The occupiers of the corner office at the country’s biggest blue-chip companies have a reason to cheer even as firms grapple with slowdown in the global markets and high inflation that has impeded demand. The median pay for Sensex companies’ leaders jumped 31.2% to at least a five-year high of ₹17 crore in 2022-23, showed a Mint analysis of data from the annual reports of these 30 firms. This was despite a mere 9.1% growth in the aggregate net profit of the 30 firms. The compensation here refers to that of the executive head in each company, which could be the chief executive, chairperson or managing director.
“The compensation has risen from a low base as 2021-22 was a muted year from a growth perspective and shareholders were also not comfortable with CEOs taking large compensations [during the pandemic],” said Shriram Subramanian, the founder and managing director of corporate governance advisory firm InGovern Research Services. In comparison to the pre-covid period, the median remuneration of executive heads has shot up from ₹11.8 crore in 2018-19, recording a 44.2% growth.

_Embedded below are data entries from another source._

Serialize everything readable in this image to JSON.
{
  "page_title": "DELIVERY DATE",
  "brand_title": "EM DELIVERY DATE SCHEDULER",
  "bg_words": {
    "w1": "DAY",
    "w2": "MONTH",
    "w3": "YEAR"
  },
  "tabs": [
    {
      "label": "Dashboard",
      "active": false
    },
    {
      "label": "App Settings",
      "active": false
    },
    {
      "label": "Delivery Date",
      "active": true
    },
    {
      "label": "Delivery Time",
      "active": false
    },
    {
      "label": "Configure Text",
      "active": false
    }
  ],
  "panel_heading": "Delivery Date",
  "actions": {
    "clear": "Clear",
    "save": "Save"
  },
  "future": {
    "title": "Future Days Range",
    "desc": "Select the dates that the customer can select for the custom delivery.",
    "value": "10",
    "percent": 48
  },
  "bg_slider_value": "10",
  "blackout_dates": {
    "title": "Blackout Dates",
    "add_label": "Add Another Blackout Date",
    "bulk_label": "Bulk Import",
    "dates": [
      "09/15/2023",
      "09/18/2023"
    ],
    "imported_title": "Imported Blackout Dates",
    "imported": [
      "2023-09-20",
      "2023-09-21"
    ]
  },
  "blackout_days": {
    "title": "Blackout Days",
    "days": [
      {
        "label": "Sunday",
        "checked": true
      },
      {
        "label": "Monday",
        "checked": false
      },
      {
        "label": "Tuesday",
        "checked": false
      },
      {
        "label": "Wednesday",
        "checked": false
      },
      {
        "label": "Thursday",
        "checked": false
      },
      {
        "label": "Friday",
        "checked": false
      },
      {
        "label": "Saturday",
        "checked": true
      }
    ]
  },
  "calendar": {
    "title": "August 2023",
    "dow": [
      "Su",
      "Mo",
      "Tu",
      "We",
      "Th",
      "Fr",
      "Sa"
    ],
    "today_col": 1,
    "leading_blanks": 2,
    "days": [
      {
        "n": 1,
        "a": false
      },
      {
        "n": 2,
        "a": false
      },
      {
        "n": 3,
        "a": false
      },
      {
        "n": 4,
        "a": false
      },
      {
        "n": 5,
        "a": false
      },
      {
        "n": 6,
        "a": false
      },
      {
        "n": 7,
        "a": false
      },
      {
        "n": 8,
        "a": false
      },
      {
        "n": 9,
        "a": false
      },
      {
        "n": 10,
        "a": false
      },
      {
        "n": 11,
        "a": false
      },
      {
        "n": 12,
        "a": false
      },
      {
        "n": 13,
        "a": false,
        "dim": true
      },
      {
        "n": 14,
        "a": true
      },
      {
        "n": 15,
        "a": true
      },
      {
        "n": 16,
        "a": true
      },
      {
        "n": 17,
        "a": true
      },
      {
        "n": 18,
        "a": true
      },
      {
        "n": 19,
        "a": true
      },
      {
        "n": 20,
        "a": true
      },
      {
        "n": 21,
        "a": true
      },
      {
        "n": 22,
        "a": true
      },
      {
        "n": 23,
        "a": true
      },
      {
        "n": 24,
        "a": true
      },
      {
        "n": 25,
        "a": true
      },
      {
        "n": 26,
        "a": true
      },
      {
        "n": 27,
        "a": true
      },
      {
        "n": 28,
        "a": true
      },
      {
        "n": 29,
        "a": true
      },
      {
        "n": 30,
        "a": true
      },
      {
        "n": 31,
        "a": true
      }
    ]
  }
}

All this while, workers’ pay trailed. The average increase in the median employee remuneration in these companies (where data was available) was around 9.7%. There were a few outliers like Larsen & Toubro Ltd and Tech Mahindra Ltd that saw a rise in employees’ compensation notwithstanding a pay cut at the top level. Meanwhile, the total costs on employees other than executive heads increased 14.8% (note that this doesn’t reflect salary changes as it also depends on changes in workforce size).
Head Honchos
The typical remuneration of executive heads steering the firms includes components such as salary, bonus, perquisites and stock options. While the overall compensation structure has largely remained stable for some years, top bosses have pocketed big pay packages through employee stock options (ESOPs) with a run-up in stock prices.
Among the leaders running the major Indian firms, Thierry Delaporte, the managing director and CEO of Wipro Ltd, earned the heftiest pay cheque of ₹82.4 crore in 2022-23, which included a salary of ₹9.6 crore, allowances amounting to ₹3.6 crore and a variable pay of ₹10.7 crore. This was followed by another IT peer, Salil Parekh, the managing director and CEO of Infosys Ltd, who took home ₹56.5 crore: he earned a fixed salary of ₹7.1 crore, while perquisites on account of stock options exercised totalled ₹30.6 crore. “Companies should reward their CEOs more for growth and as long as it is performance-linked, it is fine,” Subramanian said. The compensation levels in the higher echelons of public-sector firms trail those at their private peers: The heads of state-run firms such as NTPC Ltd and Power Grid Corp. of India Ltd earned just a notch above ₹1 crore, while the chairman of State Bank of India, India’s largest lender, drew ₹37 lakh in 2022-23.
Bridging the Gap?
Meanwhile, there were some encouraging trends as the average wage gap between top executives and employees in many companies came down—in some cases substantially. Out of the 23 Sensex companies with data available for both 2021-22 and 2022-23 (this excludes Reliance Industries Ltd and Kotak Mahindra Bank Ltd, where the executive heads didn’t draw a salary), 12 saw a decline in their head-to-median-employee pay ratios. This includes JSW Steel Ltd, whose chairperson earned 629 times the median employee—compared to 1,859 times in 2021-22. At Tech Mahindra, the ratio declined from 1,189 times to 467 times, while this ratio came down from 670 times to 378.5 times at Larsen & Toubro.